Служанка, неслышно подавшая чай, осталась незамеченной: Дмитрий поднялся, когда отворилась дверь, чтобы хоть на долю минуты перестать видеть бледное лицо невесты, которое совсем не давало ему возможности мыслить разумно. На миг подумалось, что она устала от его вечного долга перед Императором: это было бы вполне закономерно, и, в какой-то мере, правильно – ради нее стоило оставить службу. Ради такой женщины стоило оставить вообще все.
Но он не мог так поступить.
Она знала это. И принимала. По крайней мере, до сего момента.
– Скажи, ты действительно желаешь венчаться со мной? – севший голос Дмитрия, отвернувшегося к окну, сбил дыхание в груди Катерины: рука замерла на полпути к чашечке, глаза чуть расширились. Несколько секунд потребовалось ей, чтобы вернуть самообладание и абсолютно ровным, недоуменным тоном отозваться:
– Почему я должна этого не желать?
Тишина, накрывшая кабинет, длилась не более минуты, но была столь тяжелой, что время растянулось в бесконечность, прежде чем была прервана новой фразой. Совсем не той, что Дмитрий намеревался произнести, но почему-то именно она сорвалась с языка раньше прочих.
– Я знаю о твоих чувствах к Наследнику Престола.
В том, как было произнесено это утверждение, не читалось раздражения или осуждения — оно звучало абсолютно бесстрастно, чем немало удивило Катерину, вздрогнувшую от неожиданных слов. Не понимающая, что ей стоит сказать, она лишь как-то беспомощно разомкнула губы и сжала в руках хрупкую чашечку, словно надеясь в ней найти недостающую уверенность.
– Я не лгала тебе, давая свое согласие, — качнув головой, она тихо выдохнула, — и не солгу, поклявшись пред образами в верности и искреннем желании стать тебе женой. Но я пойму, если слухи, окутавшие Петербург, излишне мучительны для тебя, и ты не захочешь видеть рядом с собой ту, что позволила говорить о своей связи с цесаревичем.
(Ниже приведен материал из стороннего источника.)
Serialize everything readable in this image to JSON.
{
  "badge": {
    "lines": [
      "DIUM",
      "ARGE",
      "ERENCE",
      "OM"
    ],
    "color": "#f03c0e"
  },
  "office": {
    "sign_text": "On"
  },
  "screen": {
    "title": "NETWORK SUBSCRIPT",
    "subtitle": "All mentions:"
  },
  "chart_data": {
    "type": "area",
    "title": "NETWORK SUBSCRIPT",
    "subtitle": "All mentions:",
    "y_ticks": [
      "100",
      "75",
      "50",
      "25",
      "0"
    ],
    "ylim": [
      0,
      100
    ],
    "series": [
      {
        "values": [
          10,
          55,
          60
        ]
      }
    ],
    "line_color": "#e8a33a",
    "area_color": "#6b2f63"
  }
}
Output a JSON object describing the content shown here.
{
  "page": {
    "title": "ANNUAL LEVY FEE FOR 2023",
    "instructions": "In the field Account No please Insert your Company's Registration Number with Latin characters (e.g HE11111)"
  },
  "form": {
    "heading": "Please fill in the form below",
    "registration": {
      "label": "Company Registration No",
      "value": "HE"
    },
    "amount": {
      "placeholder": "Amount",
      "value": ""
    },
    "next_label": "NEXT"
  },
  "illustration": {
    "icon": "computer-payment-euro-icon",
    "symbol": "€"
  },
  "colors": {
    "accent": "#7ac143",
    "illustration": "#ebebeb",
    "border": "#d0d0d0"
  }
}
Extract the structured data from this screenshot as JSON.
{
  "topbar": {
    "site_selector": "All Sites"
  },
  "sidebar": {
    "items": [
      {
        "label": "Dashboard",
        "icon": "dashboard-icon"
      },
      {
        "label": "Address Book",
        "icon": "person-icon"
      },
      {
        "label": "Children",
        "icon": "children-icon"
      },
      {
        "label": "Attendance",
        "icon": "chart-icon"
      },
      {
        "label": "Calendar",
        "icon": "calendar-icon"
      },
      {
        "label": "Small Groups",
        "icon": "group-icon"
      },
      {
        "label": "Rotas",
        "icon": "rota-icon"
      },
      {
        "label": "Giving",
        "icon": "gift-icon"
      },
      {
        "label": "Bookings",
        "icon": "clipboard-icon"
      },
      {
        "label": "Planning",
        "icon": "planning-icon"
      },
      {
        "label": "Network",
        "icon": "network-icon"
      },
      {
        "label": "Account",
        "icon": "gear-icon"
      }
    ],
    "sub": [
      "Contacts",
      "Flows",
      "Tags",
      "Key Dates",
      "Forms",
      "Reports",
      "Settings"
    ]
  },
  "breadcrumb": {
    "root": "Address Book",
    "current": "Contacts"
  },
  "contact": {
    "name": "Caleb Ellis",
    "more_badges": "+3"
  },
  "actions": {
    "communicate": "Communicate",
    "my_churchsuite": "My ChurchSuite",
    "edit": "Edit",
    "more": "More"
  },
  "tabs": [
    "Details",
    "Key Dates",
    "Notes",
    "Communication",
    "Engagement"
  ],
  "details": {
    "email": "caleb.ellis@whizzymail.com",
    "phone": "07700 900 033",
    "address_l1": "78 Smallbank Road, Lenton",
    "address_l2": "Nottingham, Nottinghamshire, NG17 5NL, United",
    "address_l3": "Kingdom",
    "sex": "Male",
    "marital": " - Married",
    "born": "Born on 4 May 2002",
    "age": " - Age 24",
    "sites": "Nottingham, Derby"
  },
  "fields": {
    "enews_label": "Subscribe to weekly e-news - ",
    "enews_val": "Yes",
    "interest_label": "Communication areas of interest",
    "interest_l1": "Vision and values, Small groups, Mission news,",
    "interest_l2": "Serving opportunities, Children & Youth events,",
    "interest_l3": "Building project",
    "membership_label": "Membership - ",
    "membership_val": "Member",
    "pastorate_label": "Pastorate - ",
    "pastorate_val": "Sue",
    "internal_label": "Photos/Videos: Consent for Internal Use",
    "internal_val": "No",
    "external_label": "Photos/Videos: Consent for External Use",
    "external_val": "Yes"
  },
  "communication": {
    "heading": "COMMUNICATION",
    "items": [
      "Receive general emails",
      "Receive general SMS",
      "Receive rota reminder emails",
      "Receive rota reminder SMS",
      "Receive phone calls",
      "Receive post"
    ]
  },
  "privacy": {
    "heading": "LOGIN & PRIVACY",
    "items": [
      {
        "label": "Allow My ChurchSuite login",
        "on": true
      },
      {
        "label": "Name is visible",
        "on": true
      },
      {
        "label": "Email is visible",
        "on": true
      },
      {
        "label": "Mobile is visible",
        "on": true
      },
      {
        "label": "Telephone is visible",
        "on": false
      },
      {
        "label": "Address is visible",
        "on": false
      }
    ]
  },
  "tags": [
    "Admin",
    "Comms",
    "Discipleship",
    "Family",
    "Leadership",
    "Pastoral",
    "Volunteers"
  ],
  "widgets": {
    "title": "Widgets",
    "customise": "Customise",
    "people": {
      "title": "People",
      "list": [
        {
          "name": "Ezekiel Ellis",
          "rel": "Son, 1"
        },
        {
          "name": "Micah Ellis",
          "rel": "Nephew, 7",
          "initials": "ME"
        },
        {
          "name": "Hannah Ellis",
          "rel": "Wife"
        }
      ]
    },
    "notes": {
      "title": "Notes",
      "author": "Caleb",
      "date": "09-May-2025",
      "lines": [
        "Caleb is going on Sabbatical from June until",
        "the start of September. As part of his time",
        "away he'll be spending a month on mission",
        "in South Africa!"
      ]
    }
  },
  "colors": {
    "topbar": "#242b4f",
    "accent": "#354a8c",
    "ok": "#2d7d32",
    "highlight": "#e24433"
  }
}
– Что слухи — всем известно, сколь изобретательны столичные сплетники и сколь сильно любят приукрасить домыслами то, чего нет, — все так же стоя к невесте спиной, Дмитрий едва заметно передернул плечами. — Меня не заботит молва. Но я не желаю неволить тебя и вешать на шею камень в виде нашего союза.
– Прости, если дала повод думать о предстоящем венчании в таком ключе. Я молю Бога, чтобы стать тебе достойной женой, и ни единого мига не видела наш брак — навязанным.
– Тогда почему ты хочешь перенести свадьбу?
Он мог поклясться – она судорожно вздохнула, хотя постаралась сделать это как можно более неслышно. Её что-то терзало.
– Борис Петрович…
Одно только это имя уже всколыхнуло неугасимую злобу внутри: Дмитрий и не думал, что может кого-то столь яростно ненавидеть. Как оказалось – мог. И то, что об этом человеке вновь вспомнили, не сулило ничего хорошего.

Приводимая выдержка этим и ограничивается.